Modulating pharmacokinetics, tumor uptake and biodistribution by engineered nanoparticles

Abstract

Background: Inorganic nanoparticles provide promising tools for biomedical applications including detection, diagnosis and therapy. While surface properties such as charge are expected to play an important role in their in vivo behavior, very little is known how the surface chemistry of nanoparticles influences their pharmacokinetics, tumor uptake, and biodistribution.

Method/principal findings: Using a family of structurally homologous nanoparticles we have investigated how pharmacological properties including tumor uptake and biodistribution are influenced by surface charge using neutral (TEGOH), zwitterionic (Tzwit), negative (TCOOH) and positive (TTMA) nanoparticles. Nanoparticles were injected into mice (normal and athymic) either in the tail vein or into the peritoneum.

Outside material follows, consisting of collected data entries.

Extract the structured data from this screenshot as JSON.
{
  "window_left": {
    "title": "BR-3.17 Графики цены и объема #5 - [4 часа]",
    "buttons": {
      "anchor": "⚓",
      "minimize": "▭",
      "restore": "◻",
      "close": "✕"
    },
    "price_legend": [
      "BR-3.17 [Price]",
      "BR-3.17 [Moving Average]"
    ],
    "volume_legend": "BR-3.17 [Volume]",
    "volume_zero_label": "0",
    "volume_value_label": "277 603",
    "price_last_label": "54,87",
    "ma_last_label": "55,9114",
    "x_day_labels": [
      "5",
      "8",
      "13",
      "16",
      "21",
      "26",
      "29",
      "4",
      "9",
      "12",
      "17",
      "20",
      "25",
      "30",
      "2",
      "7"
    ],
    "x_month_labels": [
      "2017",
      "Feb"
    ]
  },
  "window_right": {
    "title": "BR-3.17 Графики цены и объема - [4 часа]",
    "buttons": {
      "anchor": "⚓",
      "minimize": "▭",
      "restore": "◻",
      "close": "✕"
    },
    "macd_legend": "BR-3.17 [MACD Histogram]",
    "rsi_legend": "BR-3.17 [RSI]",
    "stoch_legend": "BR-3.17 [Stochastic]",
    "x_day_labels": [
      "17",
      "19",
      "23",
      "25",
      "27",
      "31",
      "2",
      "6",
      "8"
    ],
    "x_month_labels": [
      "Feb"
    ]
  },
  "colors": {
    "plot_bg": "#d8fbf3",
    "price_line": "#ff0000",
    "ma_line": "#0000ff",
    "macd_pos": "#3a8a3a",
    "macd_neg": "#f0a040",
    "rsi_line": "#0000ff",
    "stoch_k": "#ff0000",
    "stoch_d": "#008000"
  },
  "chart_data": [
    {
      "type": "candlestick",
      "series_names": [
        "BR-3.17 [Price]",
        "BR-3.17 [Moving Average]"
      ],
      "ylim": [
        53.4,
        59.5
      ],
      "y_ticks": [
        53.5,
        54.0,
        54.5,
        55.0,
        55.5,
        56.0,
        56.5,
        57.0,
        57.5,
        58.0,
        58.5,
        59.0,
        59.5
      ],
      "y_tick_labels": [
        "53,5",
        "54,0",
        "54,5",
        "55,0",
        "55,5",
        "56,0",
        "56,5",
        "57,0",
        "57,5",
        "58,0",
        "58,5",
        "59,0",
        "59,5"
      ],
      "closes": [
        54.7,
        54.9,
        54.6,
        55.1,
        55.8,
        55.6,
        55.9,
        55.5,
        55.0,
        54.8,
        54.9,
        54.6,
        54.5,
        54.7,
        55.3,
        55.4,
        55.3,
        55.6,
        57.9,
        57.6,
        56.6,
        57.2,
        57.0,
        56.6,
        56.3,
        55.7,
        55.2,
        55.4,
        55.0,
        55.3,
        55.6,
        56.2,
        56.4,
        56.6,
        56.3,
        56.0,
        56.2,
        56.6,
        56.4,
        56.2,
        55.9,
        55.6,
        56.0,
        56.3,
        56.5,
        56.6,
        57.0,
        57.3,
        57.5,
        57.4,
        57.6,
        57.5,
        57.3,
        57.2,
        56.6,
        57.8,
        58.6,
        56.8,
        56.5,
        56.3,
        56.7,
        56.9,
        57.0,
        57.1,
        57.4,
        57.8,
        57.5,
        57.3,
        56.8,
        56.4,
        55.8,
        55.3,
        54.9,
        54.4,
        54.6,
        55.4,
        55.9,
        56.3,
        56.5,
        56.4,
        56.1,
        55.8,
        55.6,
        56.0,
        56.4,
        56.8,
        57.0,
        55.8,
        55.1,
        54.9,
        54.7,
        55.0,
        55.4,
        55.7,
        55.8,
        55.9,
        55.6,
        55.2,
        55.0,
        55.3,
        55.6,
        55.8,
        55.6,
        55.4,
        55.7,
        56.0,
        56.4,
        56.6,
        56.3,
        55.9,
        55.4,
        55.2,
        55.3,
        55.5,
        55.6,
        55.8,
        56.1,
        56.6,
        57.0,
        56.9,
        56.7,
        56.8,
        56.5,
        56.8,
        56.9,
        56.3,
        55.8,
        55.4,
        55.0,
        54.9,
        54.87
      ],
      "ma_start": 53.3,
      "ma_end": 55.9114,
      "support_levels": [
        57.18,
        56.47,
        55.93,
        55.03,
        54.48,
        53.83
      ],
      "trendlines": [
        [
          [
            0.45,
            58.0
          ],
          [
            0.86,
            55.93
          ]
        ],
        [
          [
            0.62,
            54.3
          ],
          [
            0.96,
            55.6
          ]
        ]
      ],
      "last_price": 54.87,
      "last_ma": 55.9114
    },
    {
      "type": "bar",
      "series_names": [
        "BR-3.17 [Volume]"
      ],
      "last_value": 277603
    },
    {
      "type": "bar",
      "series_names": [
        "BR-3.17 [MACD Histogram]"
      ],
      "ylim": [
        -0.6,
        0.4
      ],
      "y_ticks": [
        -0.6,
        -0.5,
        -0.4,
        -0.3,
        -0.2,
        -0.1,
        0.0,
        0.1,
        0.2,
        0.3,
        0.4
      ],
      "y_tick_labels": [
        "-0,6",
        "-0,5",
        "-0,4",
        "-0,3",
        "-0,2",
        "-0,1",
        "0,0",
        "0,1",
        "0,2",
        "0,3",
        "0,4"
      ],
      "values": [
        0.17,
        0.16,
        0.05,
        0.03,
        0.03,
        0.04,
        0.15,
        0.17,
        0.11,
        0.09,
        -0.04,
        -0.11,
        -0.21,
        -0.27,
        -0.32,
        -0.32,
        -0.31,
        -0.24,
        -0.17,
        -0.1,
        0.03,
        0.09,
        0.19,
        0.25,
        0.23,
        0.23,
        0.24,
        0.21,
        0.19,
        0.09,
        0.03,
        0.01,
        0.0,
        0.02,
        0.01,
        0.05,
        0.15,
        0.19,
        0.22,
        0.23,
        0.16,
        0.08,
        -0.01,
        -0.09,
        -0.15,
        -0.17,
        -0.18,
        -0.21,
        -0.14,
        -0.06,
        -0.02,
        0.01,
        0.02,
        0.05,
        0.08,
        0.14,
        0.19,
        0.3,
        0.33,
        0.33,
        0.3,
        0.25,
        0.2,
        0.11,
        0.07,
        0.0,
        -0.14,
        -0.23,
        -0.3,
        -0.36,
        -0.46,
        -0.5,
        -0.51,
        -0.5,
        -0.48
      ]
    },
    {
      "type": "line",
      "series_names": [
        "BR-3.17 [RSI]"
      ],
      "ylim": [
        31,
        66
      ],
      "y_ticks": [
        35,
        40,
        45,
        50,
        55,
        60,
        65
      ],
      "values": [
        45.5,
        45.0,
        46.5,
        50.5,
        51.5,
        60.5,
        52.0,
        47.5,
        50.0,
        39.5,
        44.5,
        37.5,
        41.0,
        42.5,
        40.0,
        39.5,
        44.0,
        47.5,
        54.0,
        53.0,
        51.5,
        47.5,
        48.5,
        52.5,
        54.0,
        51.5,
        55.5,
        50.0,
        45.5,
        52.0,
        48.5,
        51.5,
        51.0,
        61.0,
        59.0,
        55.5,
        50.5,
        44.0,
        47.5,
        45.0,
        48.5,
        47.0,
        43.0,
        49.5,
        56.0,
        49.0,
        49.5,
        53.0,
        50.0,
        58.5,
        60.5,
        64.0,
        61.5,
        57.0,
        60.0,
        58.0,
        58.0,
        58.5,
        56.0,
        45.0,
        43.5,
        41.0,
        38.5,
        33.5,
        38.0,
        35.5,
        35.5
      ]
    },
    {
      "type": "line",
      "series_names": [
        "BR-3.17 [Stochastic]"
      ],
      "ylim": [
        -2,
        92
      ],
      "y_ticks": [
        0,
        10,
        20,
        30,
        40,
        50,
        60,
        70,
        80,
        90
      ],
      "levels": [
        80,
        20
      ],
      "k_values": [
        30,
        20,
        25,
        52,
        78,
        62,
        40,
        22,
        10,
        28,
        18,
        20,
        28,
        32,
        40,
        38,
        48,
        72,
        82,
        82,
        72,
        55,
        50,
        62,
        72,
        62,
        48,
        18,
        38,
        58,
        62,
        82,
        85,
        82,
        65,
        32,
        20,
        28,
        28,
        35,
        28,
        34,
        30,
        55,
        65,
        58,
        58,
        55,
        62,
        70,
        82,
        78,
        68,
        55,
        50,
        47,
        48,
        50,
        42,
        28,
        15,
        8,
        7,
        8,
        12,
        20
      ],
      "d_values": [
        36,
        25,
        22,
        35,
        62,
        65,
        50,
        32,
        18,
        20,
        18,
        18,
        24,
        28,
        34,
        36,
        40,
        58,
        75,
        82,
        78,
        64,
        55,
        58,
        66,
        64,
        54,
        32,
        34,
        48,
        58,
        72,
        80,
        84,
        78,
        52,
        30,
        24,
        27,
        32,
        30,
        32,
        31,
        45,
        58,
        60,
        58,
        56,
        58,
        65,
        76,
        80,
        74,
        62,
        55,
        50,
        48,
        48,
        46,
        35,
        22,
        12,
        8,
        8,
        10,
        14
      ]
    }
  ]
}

Conclusion: Neutral and zwitterionic nanoparticles demonstrated longer circulation time via both i.p. and i.v. administration, whereas negatively and positively charged nanoparticles possessed relatively short half-lives. These pharmacological characteristics were reflected on the tumor uptake and biodistribution of the respective nanoparticles, with enhanced tumor uptake by neutral and zwitterionic nanoparticles via passive targeting.

Figure 1. Structural representation of gold nanoparticles (2 nm core diameter) used.

Gold nanoparticles (AuNPs) of different surface charges were generated by chemical modification of the terminal portion of the ligand bonded to the nanoparticle core. Four types of AuNPs were used neutral (TEGOH), positive (TTMA), negative (TCOOH) and zwitterionic (TZwit). The surface charge was measured by zeta potential.

Figure 2. Plasma profiles for gold nanoparticles.

Normal mice were injected either (A) intravenously or (B) intraperitoneally. Data points are the mean +/− SEM from n = 3 animals.

Figure 3. Quantification of in vivo accumulation of gold nanoparticles into tumors.

Coinciding with the blood concentration, nanoparticles that showed a long retention time in circulation were able to extravasate and accumulate into the tumor. Data points are the mean +/− SEM from n = 5 animals.

Figure 4. Tissue distribution of gold nanoparticles in mice.

In vivo mean gold concentration (µg) per gram of organ 24 hours post (A) IP injection and (B) IV injection. The mode of administration and the ligand end group of AuNPs affects the level of gold uptake in different tissues with the RES being the dominant mode of clearance. Data points are the mean +/− SEM from n = 5 animals. Results are reported as gold concentration (µg) per gram of organ.